Maria Isabel Iorio
Não há nenhuma cidade onde eu não iria de ônibus atrás de você. Qualquer endereço em um envelope é um lugar onde estou botando meu casaco, chegando na sua frente. Se escrevo uma carta para a minha própria casa, o carteiro sabe que precisa passar na sua língua. Se compro frutas na quitanda da esquina suas mãos testaram as maçãs que escolhi com as minhas. Você tem oito anos a menos que eu, eu tenho oito anos a menos que você. Estou revisando todos os últimos anos da minha vida, dizendo a eles que você chegou. Mesmo que você sempre adormeça antes. Fico sozinha na cama, com trezentos cavalos que nunca adestrarei.

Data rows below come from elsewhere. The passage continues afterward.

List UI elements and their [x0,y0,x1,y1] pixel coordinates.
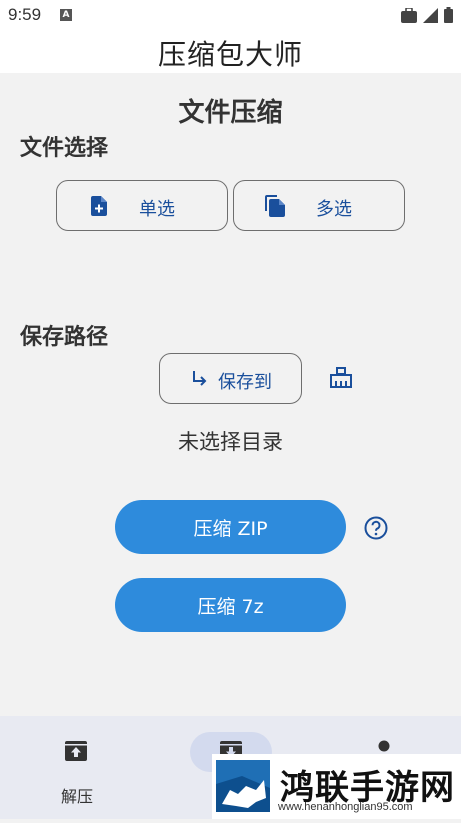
dot-icon [378,740,390,752]
battery-icon [444,7,453,23]
compress-zip-button[interactable]: 压缩 ZIP [115,500,346,554]
page-heading: 文件压缩 [178,98,283,128]
briefcase-icon [401,7,417,23]
nav-item-extract[interactable]: 解压 [40,734,112,806]
file-add-icon [91,196,107,216]
save-path-label: 保存路径 [20,325,109,350]
compress-7z-label: 压缩 7z [197,595,264,618]
multi-select-button[interactable]: 多选 [233,180,405,231]
watermark-logo [212,754,274,819]
help-icon[interactable] [364,516,388,540]
watermark-url: www.henanhonglian95.com [278,801,413,813]
app-title: 压缩包大师 [157,37,303,71]
clear-path-icon[interactable] [329,367,353,389]
horse-logo-icon [212,754,274,819]
compress-7z-button[interactable]: 压缩 7z [115,578,346,632]
directory-status-text: 未选择目录 [178,430,283,454]
multi-select-label: 多选 [316,199,352,220]
status-time: 9:59 [8,5,42,24]
notification-icon: A [60,9,72,21]
watermark: 鸿联手游网 www.henanhonglian95.com [212,754,461,819]
files-copy-icon [265,195,285,217]
single-select-button[interactable]: 单选 [56,180,228,231]
file-select-label: 文件选择 [20,136,109,161]
compress-zip-label: 压缩 ZIP [193,517,268,540]
single-select-label: 单选 [139,199,175,220]
subdirectory-arrow-icon [193,371,207,386]
save-to-label: 保存到 [218,372,272,393]
signal-icon [423,7,438,23]
app-bar: 压缩包大师 [0,32,461,73]
archive-up-icon [65,741,87,761]
save-to-button[interactable]: 保存到 [159,353,302,404]
status-bar: 9:59 A [0,0,461,32]
nav-item-extract-label: 解压 [61,787,94,806]
status-icons [401,7,453,23]
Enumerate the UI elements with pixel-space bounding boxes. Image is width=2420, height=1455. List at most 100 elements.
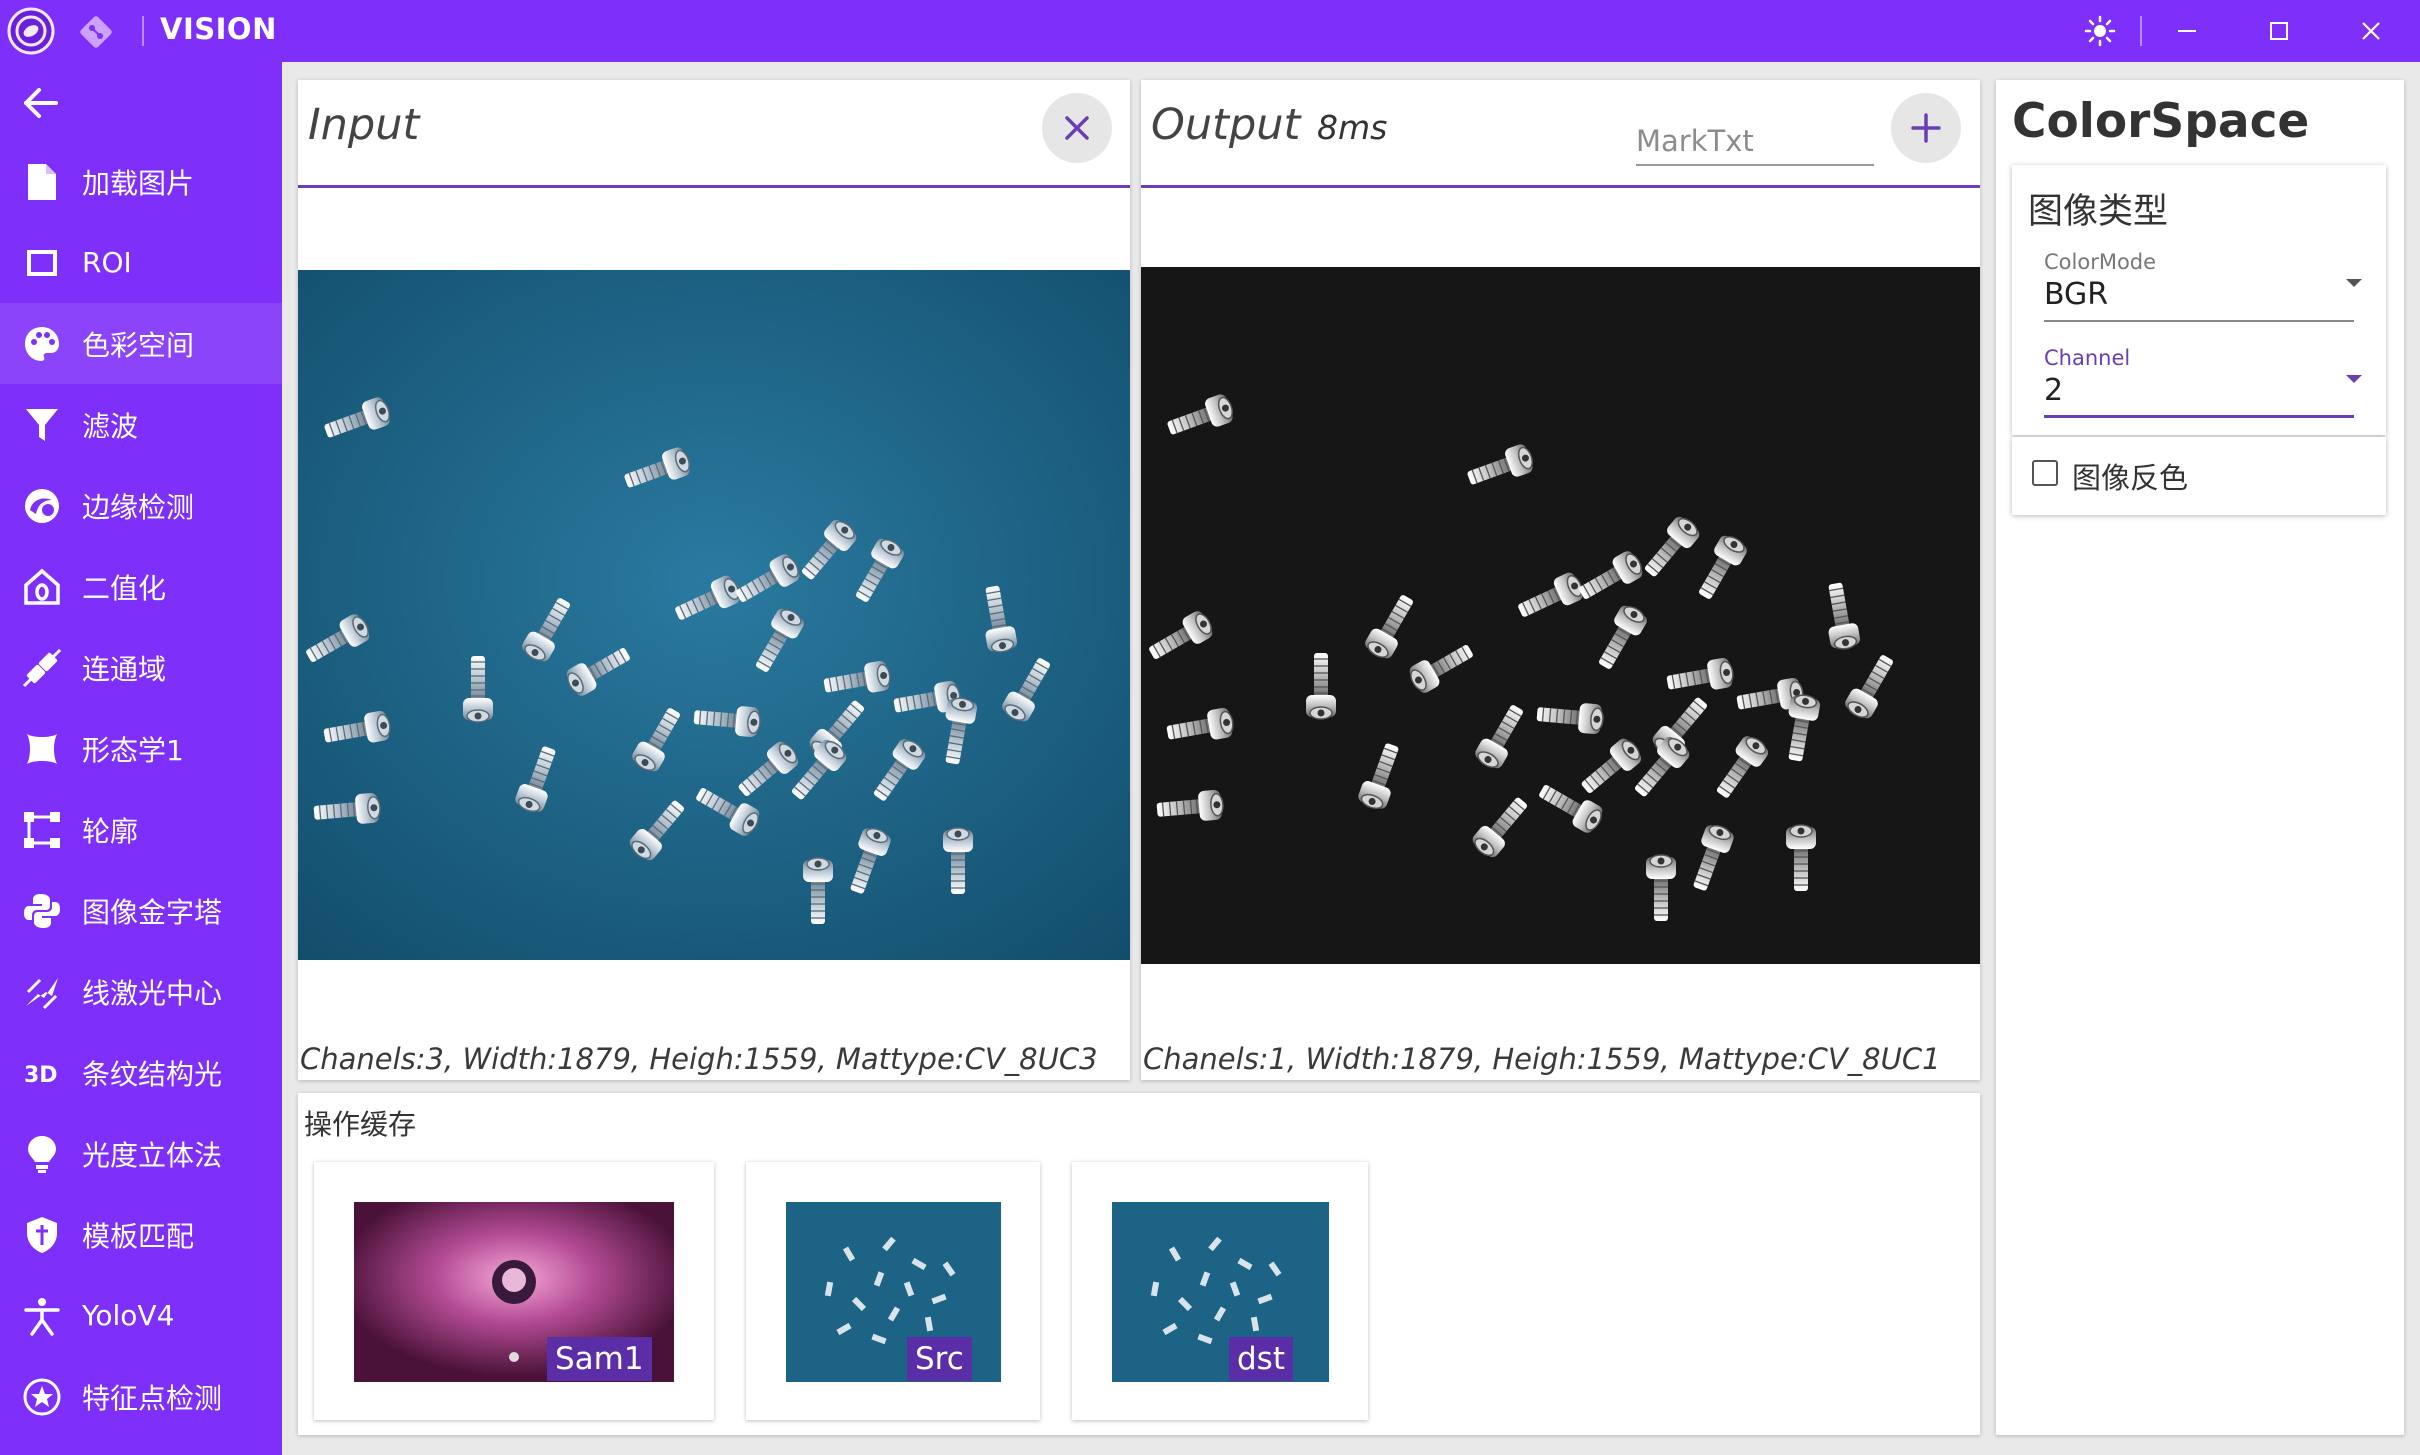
sidebar-item-label: 线激光中心 bbox=[82, 976, 223, 1010]
sidebar-item-label: ROI bbox=[82, 246, 132, 279]
output-panel: Output 8ms Chanels:1, Width:1879, Heigh:… bbox=[1141, 80, 1980, 1080]
svg-text:3D: 3D bbox=[24, 1063, 58, 1088]
contour-icon bbox=[22, 810, 62, 850]
cache-item-sam1[interactable]: Sam1 bbox=[314, 1162, 714, 1420]
channel-value: 2 bbox=[2044, 373, 2064, 408]
input-header-divider bbox=[298, 185, 1130, 188]
image-type-title: 图像类型 bbox=[2028, 192, 2169, 232]
cache-item-dst[interactable]: dst bbox=[1072, 1162, 1368, 1420]
sidebar-item-color-space[interactable]: 色彩空间 bbox=[0, 303, 282, 384]
sidebar-item-roi[interactable]: ROI bbox=[0, 222, 282, 303]
sidebar-item-contour[interactable]: 轮廓 bbox=[0, 789, 282, 870]
channel-underline bbox=[2044, 415, 2354, 418]
sidebar-item-label: 形态学1 bbox=[82, 733, 184, 767]
python-icon bbox=[22, 891, 62, 931]
sidebar-item-filter[interactable]: 滤波 bbox=[0, 384, 282, 465]
invert-label: 图像反色 bbox=[2072, 461, 2189, 495]
sidebar-item-label: 特征点检测 bbox=[82, 1381, 223, 1415]
laser-icon bbox=[22, 972, 62, 1012]
file-icon bbox=[22, 162, 62, 202]
operation-cache-title: 操作缓存 bbox=[304, 1108, 417, 1141]
sidebar-item-feature-points[interactable]: 特征点检测 bbox=[0, 1356, 282, 1437]
output-image[interactable] bbox=[1141, 267, 1980, 964]
sidebar-item-yolov4[interactable]: YoloV4 bbox=[0, 1275, 282, 1356]
cache-item-label: Sam1 bbox=[547, 1337, 652, 1381]
lightbulb-icon bbox=[22, 1134, 62, 1174]
close-icon bbox=[2362, 22, 2380, 40]
input-panel: Input Chanels:3, Width:1879, Heigh:1559,… bbox=[298, 80, 1130, 1080]
colormode-value: BGR bbox=[2044, 277, 2109, 312]
title-bar: VISION bbox=[0, 0, 2420, 62]
invert-card: 图像反色 bbox=[2012, 437, 2386, 515]
input-image[interactable] bbox=[298, 270, 1130, 960]
cache-thumbnail bbox=[1112, 1202, 1329, 1382]
sidebar-item-label: 连通域 bbox=[82, 652, 167, 686]
palette-icon bbox=[22, 324, 62, 364]
clear-input-button[interactable] bbox=[1042, 93, 1112, 163]
square-outline-icon bbox=[22, 243, 62, 283]
output-image-info: Chanels:1, Width:1879, Heigh:1559, Matty… bbox=[1143, 1042, 1941, 1076]
filter-icon bbox=[22, 405, 62, 445]
chevron-down-icon bbox=[2346, 375, 2362, 383]
title-separator bbox=[142, 16, 144, 46]
cache-item-label: dst bbox=[1229, 1337, 1293, 1381]
processing-time: 8ms bbox=[1317, 108, 1388, 147]
sidebar-item-label: 图像金字塔 bbox=[82, 895, 223, 929]
close-window-button[interactable] bbox=[2326, 0, 2416, 62]
theme-sun-icon bbox=[2084, 15, 2116, 47]
sidebar-item-label: 光度立体法 bbox=[82, 1138, 223, 1172]
sidebar-item-edge-detect[interactable]: 边缘检测 bbox=[0, 465, 282, 546]
sidebar-item-binarize[interactable]: 二值化 bbox=[0, 546, 282, 627]
chevron-down-icon bbox=[2346, 279, 2362, 287]
sidebar-item-pyramid[interactable]: 图像金字塔 bbox=[0, 870, 282, 951]
sidebar-item-label: 模板匹配 bbox=[82, 1219, 195, 1253]
shield-icon bbox=[22, 1215, 62, 1255]
minimize-icon bbox=[2178, 30, 2196, 32]
invert-checkbox[interactable] bbox=[2032, 460, 2058, 486]
sidebar-item-label: 轮廓 bbox=[82, 814, 139, 848]
plus-icon bbox=[1911, 113, 1941, 143]
maximize-icon bbox=[2270, 22, 2288, 40]
arrow-left-icon[interactable] bbox=[18, 80, 64, 126]
sidebar: 加载图片 ROI 色彩空间 滤波 边缘检测 二值化 连通域 形态学1 轮廓 图像… bbox=[0, 62, 282, 1455]
sidebar-item-laser-center[interactable]: 线激光中心 bbox=[0, 951, 282, 1032]
sidebar-item-label: 色彩空间 bbox=[82, 328, 195, 362]
image-type-card: 图像类型 ColorMode BGR Channel 2 bbox=[2012, 165, 2386, 435]
app-title: VISION bbox=[160, 12, 277, 46]
sidebar-item-label: 边缘检测 bbox=[82, 490, 195, 524]
sidebar-item-label: 条纹结构光 bbox=[82, 1057, 223, 1091]
minimize-button[interactable] bbox=[2142, 0, 2232, 62]
close-icon bbox=[1065, 116, 1089, 140]
maximize-button[interactable] bbox=[2234, 0, 2324, 62]
morphology-icon bbox=[22, 729, 62, 769]
home-zero-icon bbox=[22, 567, 62, 607]
colormode-label: ColorMode bbox=[2044, 250, 2157, 274]
theme-toggle-button[interactable] bbox=[2055, 0, 2145, 62]
colorspace-title: ColorSpace bbox=[2012, 94, 2310, 149]
app-logo-icon bbox=[7, 7, 55, 55]
git-icon[interactable] bbox=[78, 14, 114, 50]
star-circle-icon bbox=[22, 1377, 62, 1417]
output-panel-title: Output bbox=[1151, 100, 1301, 150]
edge-icon bbox=[22, 486, 62, 526]
colormode-underline bbox=[2044, 320, 2354, 322]
sidebar-item-label: 滤波 bbox=[82, 409, 139, 443]
sidebar-item-load-image[interactable]: 加载图片 bbox=[0, 141, 282, 222]
input-image-info: Chanels:3, Width:1879, Heigh:1559, Matty… bbox=[300, 1042, 1098, 1076]
sidebar-item-photometric[interactable]: 光度立体法 bbox=[0, 1113, 282, 1194]
input-panel-title: Input bbox=[308, 100, 420, 150]
sidebar-item-morphology[interactable]: 形态学1 bbox=[0, 708, 282, 789]
mark-text-input[interactable] bbox=[1636, 118, 1874, 166]
sidebar-item-label: YoloV4 bbox=[82, 1299, 175, 1332]
human-icon bbox=[22, 1296, 62, 1336]
cache-item-src[interactable]: Src bbox=[746, 1162, 1040, 1420]
sidebar-item-fringe[interactable]: 3D 条纹结构光 bbox=[0, 1032, 282, 1113]
cache-item-label: Src bbox=[907, 1337, 972, 1381]
connection-icon bbox=[22, 648, 62, 688]
channel-label: Channel bbox=[2044, 346, 2131, 370]
output-header-divider bbox=[1141, 185, 1980, 188]
sidebar-item-connected[interactable]: 连通域 bbox=[0, 627, 282, 708]
add-output-button[interactable] bbox=[1891, 93, 1961, 163]
sidebar-item-template-match[interactable]: 模板匹配 bbox=[0, 1194, 282, 1275]
sidebar-item-label: 二值化 bbox=[82, 571, 167, 605]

Eles correm, com fúria e músculo, a noite inteira. Durmo com eles acordados, trabalhando, como um sistema respiratório. Você tem asma e precisa de uma máquina. Acorda no meio da noite, no meio dos cavalos. Eu marco um compromisso e pergunto, antes, se na sala cabem trezentos cavalos. Explico, que agora tenho esse tamanho. Mas às vezes alguns decidem não ir, estão com pulga, ficam na cama, correndo.
Maria Isabel Iorio é poeta e artista visual, autora de “Em que pensaria quando estivesse fugindo” (Urutau, 2016) e “Aos outros só atiro o meu corpo” (Urutau, 2019).